URL: http://gcc.gnu.org/viewcvs?rev=200506&root=gcc&view=rev
Log:
	PR middle-end/36041
	* libgcc2.c (POPCOUNTCST2, POPCOUNTCST4, POPCOUNTCST8, POPCOUNTCST):
	Define.
	(__popcountSI2): For __SIZEOF_INT__ > 2 targets use arithmetics
	instead of table lookups.
	(__popcountDI2): Likewise.

Modified:
    trunk/libgcc/ChangeLog
    trunk/libgcc/libgcc2.c
Comment 23 Marc Glisse 2013-06-28 12:50:53 UTC
(In reply to Jakub Jelinek from comment #18)
> I think it is a bad idea to introduce the IFUNC into libgcc_s, because then
> while you speed up the few users of this builtin, you slow down all users of
> libgcc_s (pretty much all C++ programs and lots of C programs), because they
> will need to resolve the ifunc.

Do you have a pointer to some text that explains this cost? I tried to read a bit, but it seems to me that unless you use LD_BIND_NOW, the ifunc won't be resolved if it isn't called. And if it is called, the main cost compared to a normal relocation should be the feature test, which is indeed a bit long but not that bad, especially since calling popcount once increases a lot the probability that it will be called again.

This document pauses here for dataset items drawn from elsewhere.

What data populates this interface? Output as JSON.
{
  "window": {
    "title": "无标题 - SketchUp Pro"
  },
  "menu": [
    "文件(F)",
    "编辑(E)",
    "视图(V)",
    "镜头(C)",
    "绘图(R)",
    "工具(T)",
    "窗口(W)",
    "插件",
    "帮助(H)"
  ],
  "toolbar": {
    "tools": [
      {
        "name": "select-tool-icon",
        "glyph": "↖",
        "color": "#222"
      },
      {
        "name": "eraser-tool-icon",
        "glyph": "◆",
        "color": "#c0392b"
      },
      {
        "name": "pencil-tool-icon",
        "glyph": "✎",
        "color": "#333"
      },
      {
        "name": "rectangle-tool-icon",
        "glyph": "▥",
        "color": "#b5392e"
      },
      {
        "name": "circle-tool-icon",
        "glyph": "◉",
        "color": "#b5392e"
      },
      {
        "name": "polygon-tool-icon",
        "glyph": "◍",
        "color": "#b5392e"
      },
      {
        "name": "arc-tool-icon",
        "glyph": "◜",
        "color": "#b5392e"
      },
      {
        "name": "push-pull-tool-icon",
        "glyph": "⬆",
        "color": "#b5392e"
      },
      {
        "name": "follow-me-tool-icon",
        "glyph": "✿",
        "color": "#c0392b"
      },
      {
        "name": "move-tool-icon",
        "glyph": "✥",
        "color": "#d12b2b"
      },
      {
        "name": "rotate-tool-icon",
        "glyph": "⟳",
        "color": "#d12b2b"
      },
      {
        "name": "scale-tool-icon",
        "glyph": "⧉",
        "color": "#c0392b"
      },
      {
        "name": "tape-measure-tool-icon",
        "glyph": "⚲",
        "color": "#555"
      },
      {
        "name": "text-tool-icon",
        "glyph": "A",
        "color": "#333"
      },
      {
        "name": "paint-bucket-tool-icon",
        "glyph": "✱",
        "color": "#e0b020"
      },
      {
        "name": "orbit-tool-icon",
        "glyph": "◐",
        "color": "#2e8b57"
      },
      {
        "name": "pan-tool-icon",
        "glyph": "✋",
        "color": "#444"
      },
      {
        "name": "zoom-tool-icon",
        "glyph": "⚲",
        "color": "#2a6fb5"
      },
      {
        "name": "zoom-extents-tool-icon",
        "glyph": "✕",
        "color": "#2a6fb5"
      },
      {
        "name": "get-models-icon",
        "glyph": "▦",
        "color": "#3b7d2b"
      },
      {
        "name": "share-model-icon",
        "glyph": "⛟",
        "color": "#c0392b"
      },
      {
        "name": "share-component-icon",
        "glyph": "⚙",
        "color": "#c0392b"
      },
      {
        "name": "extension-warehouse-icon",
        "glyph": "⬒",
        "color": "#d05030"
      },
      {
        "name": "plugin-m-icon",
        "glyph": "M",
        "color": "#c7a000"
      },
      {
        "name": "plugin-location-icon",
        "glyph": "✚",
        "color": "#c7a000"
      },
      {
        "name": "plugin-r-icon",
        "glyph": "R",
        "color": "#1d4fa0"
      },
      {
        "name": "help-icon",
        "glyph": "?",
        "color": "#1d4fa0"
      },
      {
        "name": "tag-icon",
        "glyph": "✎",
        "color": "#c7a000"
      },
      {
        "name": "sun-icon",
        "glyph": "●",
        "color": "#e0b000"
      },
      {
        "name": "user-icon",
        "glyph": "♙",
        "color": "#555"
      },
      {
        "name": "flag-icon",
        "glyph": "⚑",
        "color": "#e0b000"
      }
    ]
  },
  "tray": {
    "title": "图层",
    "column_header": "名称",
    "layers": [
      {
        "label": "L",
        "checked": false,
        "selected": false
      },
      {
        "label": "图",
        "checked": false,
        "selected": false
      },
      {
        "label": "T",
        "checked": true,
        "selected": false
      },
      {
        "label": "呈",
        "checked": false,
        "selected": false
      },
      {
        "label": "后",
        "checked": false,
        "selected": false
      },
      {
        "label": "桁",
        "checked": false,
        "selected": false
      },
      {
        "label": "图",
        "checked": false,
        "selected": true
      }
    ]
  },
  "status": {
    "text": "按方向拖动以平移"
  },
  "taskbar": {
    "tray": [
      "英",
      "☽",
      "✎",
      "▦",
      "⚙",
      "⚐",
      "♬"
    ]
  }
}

Not that it matters that much, interested distributions could always ship an sse4 libgcc_s where they replace the implementation of popcount, and best performance requires changing things before there is even a call to libgcc, but I'd like to understand when ifunc should be used or avoided (quite a few glibc functions seem to use ifunc, though they are much more used than popcount and most have a non-constant complexity).
Comment 24 Jakub Jelinek 2013-06-28 13:00:55 UTC
(In reply to Marc Glisse from comment #23)
> (In reply to Jakub Jelinek from comment #18)
> > I think it is a bad idea to introduce the IFUNC into libgcc_s, because then
> > while you speed up the few users of this builtin, you slow down all users of
> > libgcc_s (pretty much all C++ programs and lots of C programs), because they
> > will need to resolve the ifunc.
> 
> Do you have a pointer to some text that explains this cost? I tried to read
> a bit, but it seems to me that unless you use LD_BIND_NOW, the ifunc won't
> be resolved if it isn't called. And if it is called, the main cost compared
> to a normal relocation should be the feature test, which is indeed a bit
> long but not that bad, especially since calling popcount once increases a
> lot the probability that it will be called again.
> 
> Not that it matters that much, interested distributions could always ship an
> sse4 libgcc_s where they replace the implementation of popcount, and best
> performance requires changing things before there is even a call to libgcc,
> but I'd like to understand when ifunc should be used or avoided (quite a few
> glibc functions seem to use ifunc, though they are much more used than
> popcount and most have a non-constant complexity).

If you use prelink, then everything successfully prelinked is LD_BIND_NOW too (for most relocations without runtime cost, but for ifunc not), and
for every IFUNC that requires a .gnu.conflict ifunc relocation that needs to be resolved right away.
Comment 25 Andrew Pinski 2021-08-16 23:28:23 UTC
I still wonder if we should inline popcount if the target does not support it.  Same with the vectorized version of it.